LE BLAC, Nos. 36 ET 37.
Si, comme je l’ai remarqué nombre de fois, plusieurs caractères réunis de la conformation d’un oiseau facilitent les moyens de reconnoître la place qu’il occupe dans l’ordre que nos nomenclateurs méthodistes ont établi à leur gré; combien aussi ne se trouve-t-on point embarrassé quand ces caractères extérieurs ne s’accordent plus avec les habitudes et l’ensemble total de l’individu, que l’on cherche à ranger dans un genre connu? Rien ne prouve d’une manière plus évidente combien les méthodes générales seront peu satisfaisantes avant que nous n’ayons une connoissance plus parfaite de toutes les espèces, et notamment des mœurs de chacune d’elles en particulier. Le défaut d’observations exactes sur cette partie des mœurs, la plus essentielle sans doute pour bien connoître la vraie place que tient chaque espèce dans l’ordre de la nature, a été totalement négligée jusqu’à ce moment; de-là toutes ces classifications adoptées par les uns, rejetées par les autres, et sans cesse contrariées et démenties par les ouvrages mêmes de ceux qui les ont établies. J’ai mainte et mainte fois remarqué par moi-même combien le premier coup-d’œil sur l’ensemble général d’un oiseau, quand on est habitué à les voir et à les examiner dans leur état de nature, étoit décisif, plus certain et moins sujet à erreur, pour le rapporter à son genre, que la vérification détaillée des caractères génériques qu’il a plu à nos nomenclateurs d’établir, et cela souvent d’après l’examen d’un seul individu mutilé, dont ils n’ont jamais vu que la peau mal rembourrée, et ignorant absolument jusqu’à la plus petite particularité de la manière de vivre de l’espèce dont ils parloient.

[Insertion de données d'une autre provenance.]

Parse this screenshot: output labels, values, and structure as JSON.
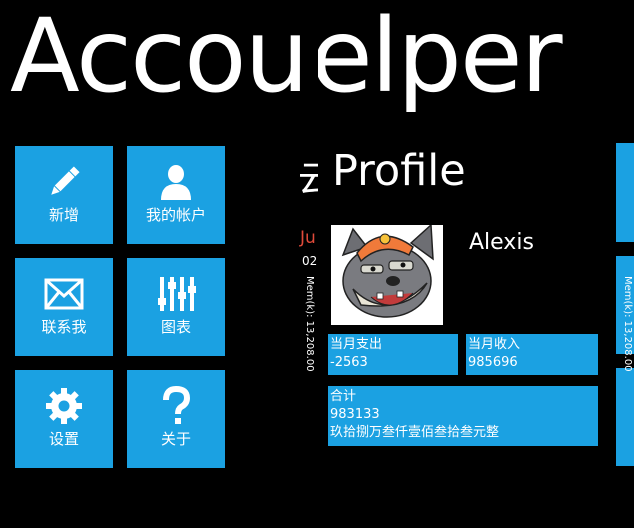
{
  "app": {
    "title_left": "Accou",
    "title_right": "elper"
  },
  "tiles": [
    {
      "label": "新增",
      "icon": "pencil-icon"
    },
    {
      "label": "我的帐户",
      "icon": "person-icon"
    },
    {
      "label": "联系我",
      "icon": "mail-icon"
    },
    {
      "label": "图表",
      "icon": "sliders-icon"
    },
    {
      "label": "设置",
      "icon": "gear-icon"
    },
    {
      "label": "关于",
      "icon": "question-icon"
    }
  ],
  "peek": {
    "title": "云",
    "red": "Ju",
    "sub": "02",
    "memory": "Mem(k): 13,208.00"
  },
  "profile": {
    "heading": "Profile",
    "username": "Alexis",
    "avatar_icon": "wolf-avatar-icon",
    "month_expense_label": "当月支出",
    "month_expense_value": "-2563",
    "month_income_label": "当月收入",
    "month_income_value": "985696",
    "total_label": "合计",
    "total_value": "983133",
    "total_words": "玖拾捌万叁仟壹佰叁拾叁元整"
  },
  "edge": {
    "memory": "Mem(k): 13,208.00"
  },
  "colors": {
    "accent": "#1ba1e2",
    "background": "#000000",
    "red": "#e04a3a"
  }
}
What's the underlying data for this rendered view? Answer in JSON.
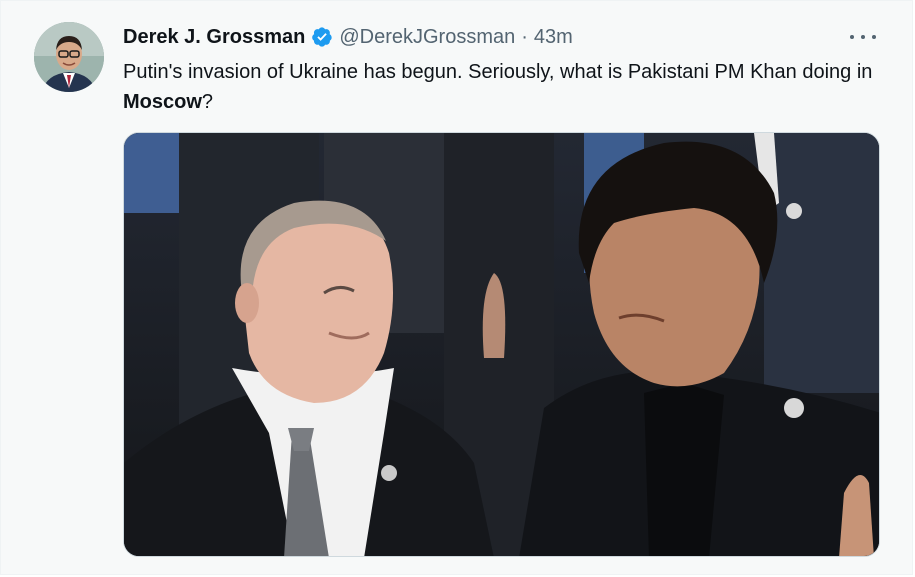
{
  "tweet": {
    "author_name": "Derek J. Grossman",
    "handle": "@DerekJGrossman",
    "separator": "·",
    "time": "43m",
    "text_before": "Putin's invasion of Ukraine has begun. Seriously, what is Pakistani PM Khan doing in ",
    "text_bold": "Moscow",
    "text_after": "?",
    "verified": true
  },
  "icons": {
    "verified": "verified-badge-icon",
    "more": "more-options-icon",
    "avatar": "avatar"
  },
  "colors": {
    "accent": "#1d9bf0",
    "secondary_text": "#536471",
    "primary_text": "#0f1419"
  }
}
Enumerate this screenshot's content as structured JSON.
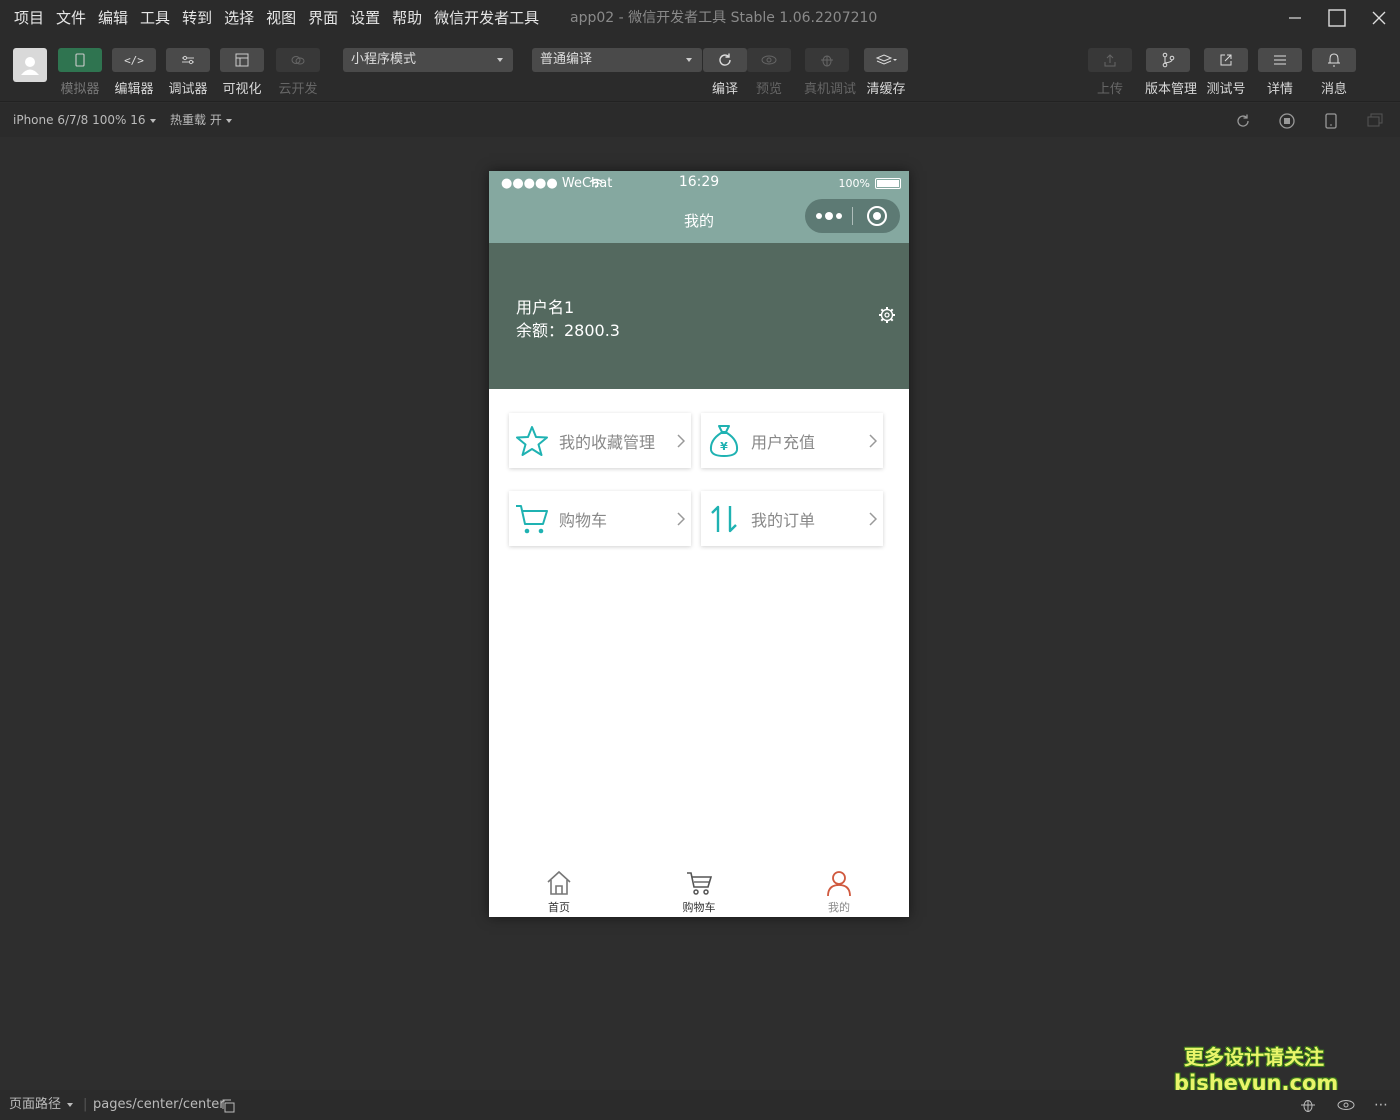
{
  "menu": [
    "项目",
    "文件",
    "编辑",
    "工具",
    "转到",
    "选择",
    "视图",
    "界面",
    "设置",
    "帮助",
    "微信开发者工具"
  ],
  "window_title": "app02 - 微信开发者工具 Stable 1.06.2207210",
  "toolbar": {
    "simulator": "模拟器",
    "editor": "编辑器",
    "debugger": "调试器",
    "visual": "可视化",
    "cloud": "云开发",
    "mode_select": "小程序模式",
    "compile_select": "普通编译",
    "compile": "编译",
    "preview": "预览",
    "device_debug": "真机调试",
    "clear_cache": "清缓存",
    "upload": "上传",
    "version": "版本管理",
    "test_account": "测试号",
    "details": "详情",
    "messages": "消息"
  },
  "subbar": {
    "device": "iPhone 6/7/8 100% 16",
    "hot_reload": "热重载 开"
  },
  "phone": {
    "carrier": "●●●●● WeChat",
    "time": "16:29",
    "battery": "100%",
    "nav_title": "我的",
    "username": "用户名1",
    "balance": "余额：2800.3",
    "cards": [
      {
        "label": "我的收藏管理",
        "icon": "star-icon"
      },
      {
        "label": "用户充值",
        "icon": "money-bag-icon"
      },
      {
        "label": "购物车",
        "icon": "cart-icon"
      },
      {
        "label": "我的订单",
        "icon": "sort-arrows-icon"
      }
    ],
    "tabs": [
      "首页",
      "购物车",
      "我的"
    ]
  },
  "bottombar": {
    "path_label": "页面路径",
    "path": "pages/center/center"
  },
  "watermark": {
    "line1": "更多设计请关注",
    "line2": "bisheyun.com"
  },
  "colors": {
    "accent": "#85a8a0",
    "header_bg": "#54695f",
    "icon_teal": "#1fb2b2",
    "active_tab": "#d0593e"
  }
}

C’est non-seulement d’après ce coup-d’œil, et que j’ose dire très-exercé, que je me refuse de rapporter le Blac au genre du milan; mais encore par ses habitudes et sa façon de vivre, qui diffèrent totalement de celles de cet oiseau, avec lequel il tient cependant par sa queue fourchue et par ses longues aîles. Je lui trouve beaucoup plus d’analogie avec l’oiseau décrit par Brisson, sous le nom de milan de la Caroline[20]. Comme lui, il a le tarse proportionnellement plus court que le milan, et sa mandibule supérieure manque aussi du crochet des côtés. Je rangerai donc le Blac à côté de ce prétendu milan de la Caroline; d’autant plus que leurs mœurs sont les mêmes, d’après ce que dit Catesby, qui parle de cet oiseau américain sous le nom d’épervier à queue d’hirondelle[21].

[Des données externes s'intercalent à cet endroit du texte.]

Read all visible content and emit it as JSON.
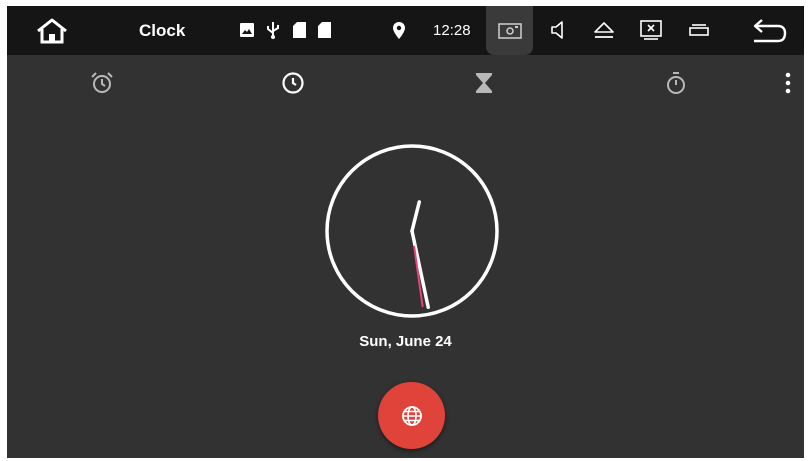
{
  "status_bar": {
    "app_title": "Clock",
    "time": "12:28",
    "icons": [
      "home-icon",
      "image-icon",
      "usb-icon",
      "sd-card-icon",
      "sd-card-icon",
      "location-icon",
      "screenshot-icon",
      "volume-icon",
      "eject-icon",
      "close-window-icon",
      "recent-apps-icon",
      "back-icon"
    ]
  },
  "tabs": [
    {
      "name": "alarm",
      "icon": "alarm-icon"
    },
    {
      "name": "clock",
      "icon": "clock-icon",
      "selected": true
    },
    {
      "name": "timer",
      "icon": "hourglass-icon"
    },
    {
      "name": "stopwatch",
      "icon": "stopwatch-icon"
    }
  ],
  "clock": {
    "hour_angle_deg": 14,
    "minute_angle_deg": 168,
    "second_angle_deg": 172,
    "second_hand_color": "#e8437a"
  },
  "date_label": "Sun, June 24",
  "fab": {
    "icon": "globe-icon",
    "color": "#e0433a"
  },
  "colors": {
    "statusbar_bg": "#151515",
    "screen_bg": "#323232",
    "accent": "#e0433a"
  }
}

La queue du Blac est très-peu fourchue; car la plus longue plume de chaque côté n’excède que d’un pouce celles du milieu, qui sont les plus courtes; ainsi, par ce caractère, il sera facile à distinguer du milan de la Caroline de Brisson, dont les deux plus grandes plumes de la queue sont de huit pouces plus longues que celles du milieu.

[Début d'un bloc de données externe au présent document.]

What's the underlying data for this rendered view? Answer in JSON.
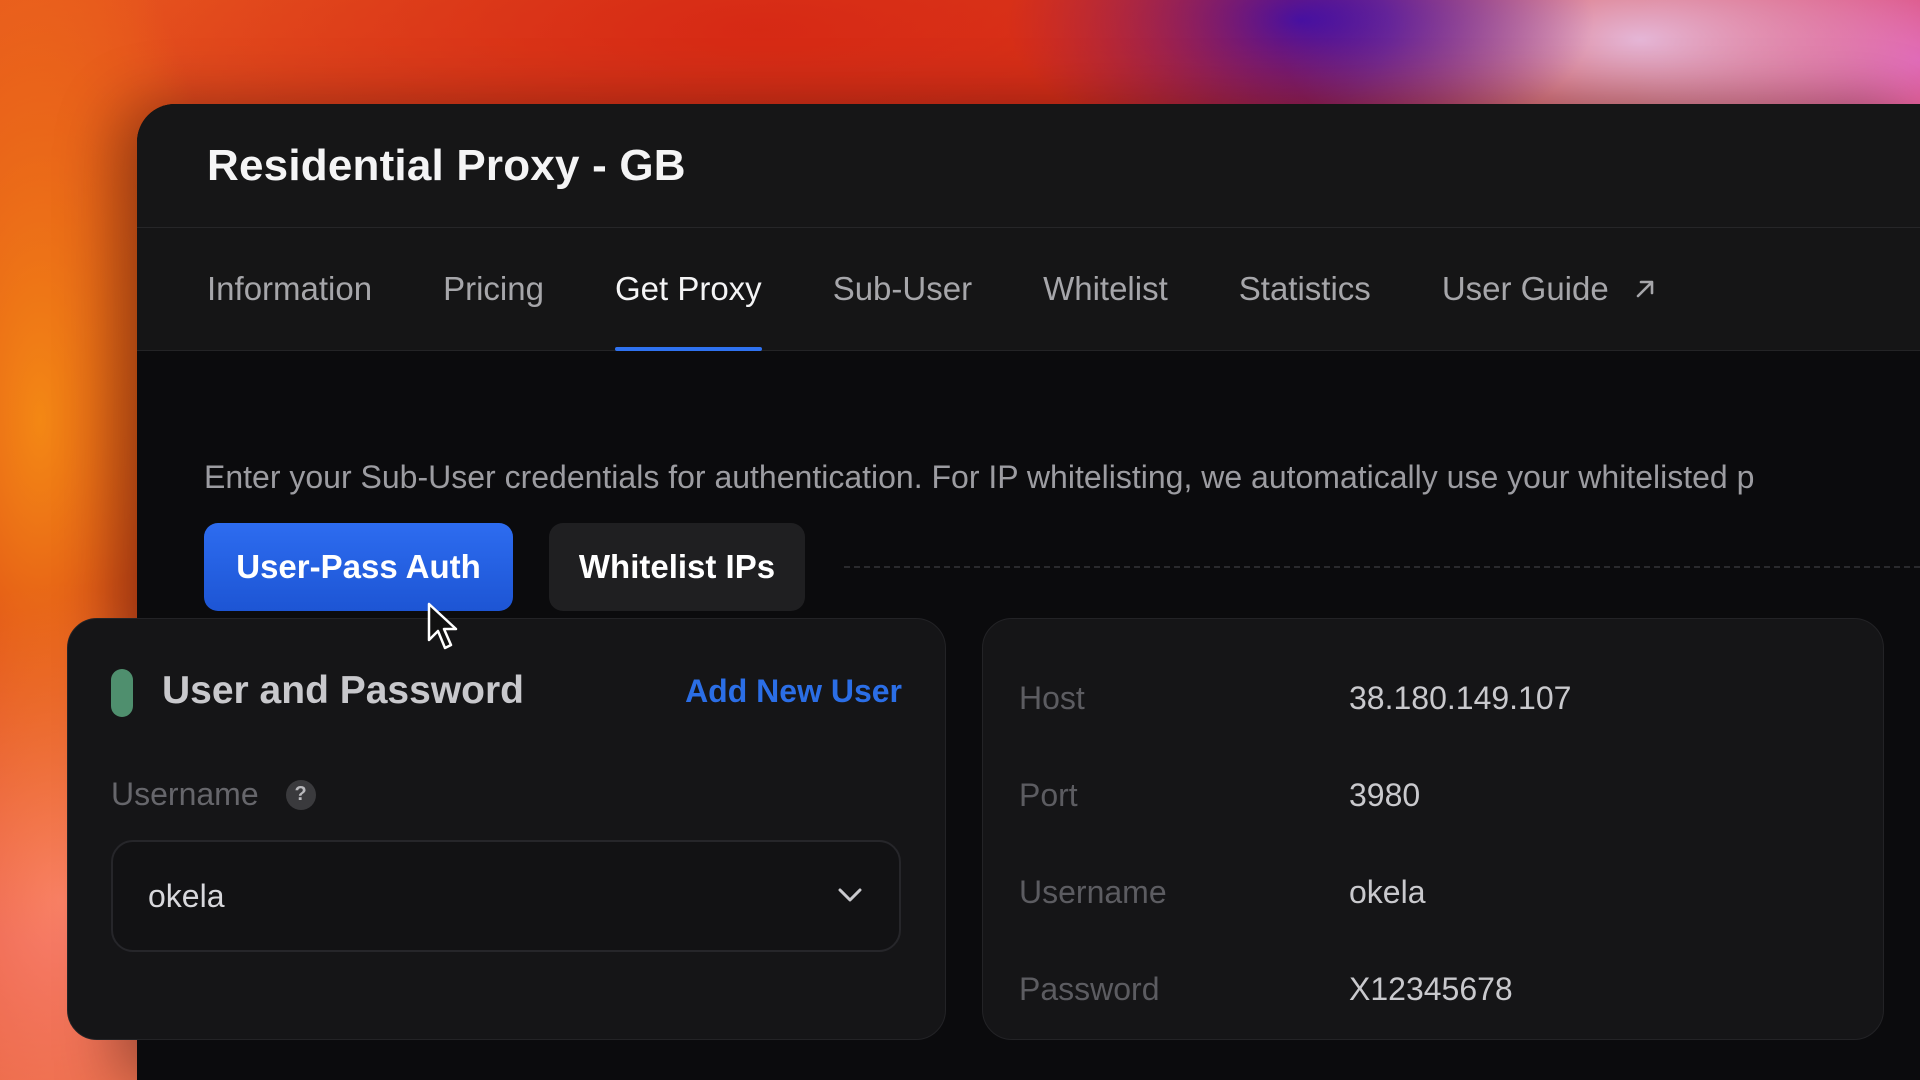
{
  "window": {
    "title": "Residential Proxy - GB"
  },
  "tabs": [
    {
      "label": "Information"
    },
    {
      "label": "Pricing"
    },
    {
      "label": "Get Proxy",
      "active": true
    },
    {
      "label": "Sub-User"
    },
    {
      "label": "Whitelist"
    },
    {
      "label": "Statistics"
    },
    {
      "label": "User Guide",
      "icon": "external-link-icon"
    }
  ],
  "hint": "Enter your Sub-User credentials for authentication. For IP whitelisting, we automatically use your whitelisted p",
  "auth": {
    "user_pass_label": "User-Pass Auth",
    "whitelist_label": "Whitelist IPs",
    "selected": "User-Pass Auth"
  },
  "credentials": {
    "title": "User and Password",
    "add_link": "Add New User",
    "username_label": "Username",
    "help_icon": "?",
    "username_value": "okela"
  },
  "details": {
    "rows": [
      {
        "key": "Host",
        "value": "38.180.149.107"
      },
      {
        "key": "Port",
        "value": "3980"
      },
      {
        "key": "Username",
        "value": "okela"
      },
      {
        "key": "Password",
        "value": "X12345678"
      }
    ]
  },
  "colors": {
    "accent": "#2f72f0",
    "primary_button": "#1d55d4",
    "status_pill": "#4f8f6e",
    "link": "#2b6ee6"
  }
}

Le Blac mâle, que j’ai fait représenter dans la planche coloriée, No. [36], est de la taille de notre cresserelle femelle. Cet oiseau est facile à reconnoître par le noir de toutes les couvertures de ses aîles, le blanc de la partie antérieure de son corps, le gris roussâtre de son manteau, de sa tête et de son cou par derrière. Les pennes des aîles sont d’une couleur cendrée plus ou moins foncée, et toutes sont terminées de blanc; les scapulaires le sont d’une ligne roussâtre fauve. La queue est blanche en dessous, et d’un gris nué de roussâtre par-dessus; les deux plumes du milieu, plus entièrement de cette couleur, sont, ainsi que toutes les autres, terminées de blanc. Du noir couronne l’œil, qui est d’un orangé vif. Le même noir ombrage l’espace compris entre les narines et l’œil. Les serres sont noires, ainsi que la mandibule supérieure; l’inférieure l’est seulement au bout; sa base est jaune, ainsi que les doigts et le tarse, dont une partie du haut est emplumée et se trouve couverte par les culottes très-amples de cet oiseau. L’aîle pliée s’étend plus loin que le bout de la queue.